NDP critic Mable Elmore said reports of rising fees have become a “broken record” under the B.C. Liberals. “Families are getting crushed under this and getting less.”

Meanwhile, she said, the government continues to skim money from ICBC even as rates go up.

ICBC transferred $139 million in excess optional capital to the government in 2014 and expects to transfer a further $160 million this year.

“We hear the story that there’s a need to increase rates, but yet, at the end of the fiscal year, the B.C. Liberals are transferring hundreds of millions of dollars from ICBC to government coffers,” Elmore said. “And yet British Columbians are having to pay more for ICBC premiums.

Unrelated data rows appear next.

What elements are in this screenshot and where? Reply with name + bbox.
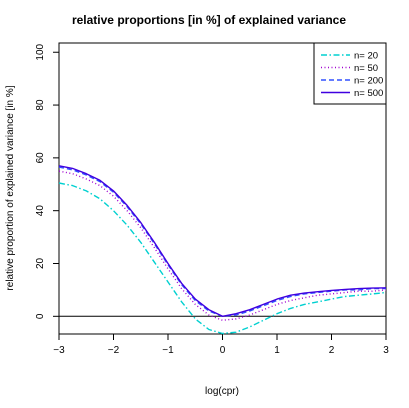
x-tick-label: 3 [383,345,389,356]
y-tick-label: 40 [35,205,46,217]
x-axis: −3 −2 −1 0 1 2 3 [53,333,389,356]
y-tick-label: 0 [35,313,46,319]
y-tick-label: 20 [35,257,46,269]
y-tick-label: 80 [35,99,46,111]
series-line-1 [58,182,387,335]
legend-label: n= 50 [354,63,378,74]
x-tick-label: −1 [162,345,174,356]
chart-title: relative proportions [in %] of explained… [72,13,346,27]
y-tick-label: 60 [35,152,46,164]
legend-label: n= 500 [354,88,383,99]
x-tick-label: 0 [220,345,226,356]
x-tick-label: −3 [53,345,65,356]
x-tick-label: 1 [274,345,280,356]
legend-box [313,42,387,105]
series-line-4 [58,165,387,317]
x-tick-label: 2 [329,345,335,356]
series-layer [58,165,387,335]
legend-label: n= 200 [354,76,383,87]
y-tick-label: 100 [35,43,46,60]
x-axis-label: log(cpr) [205,386,239,397]
y-axis-label: relative proportion of explained varianc… [5,85,16,290]
y-axis: 0 20 40 60 80 100 [35,43,60,319]
legend-label: n= 20 [354,51,378,62]
x-tick-label: −2 [108,345,120,356]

So it doesn’t add up.”

Stone said the “dividend payments” that ICBC transfers to the province come exclusively from the optional side of its business and do “not in any way impact the basic rates or the basic side of the business.”

He acknowledged, however, that about 80 per cent of B.C. drivers receive both basic and optional insurance through ICBC, and that reducing optional rates would ease overall cost pressures on drivers.

“In some years, the optional rates, to a certain degree, have been reduced and therefore have been able to offset some of the cost pressure and rate increases on the basic side of the business,” he said. “It’s too early at this point to determine exactly what the optional rates will be.”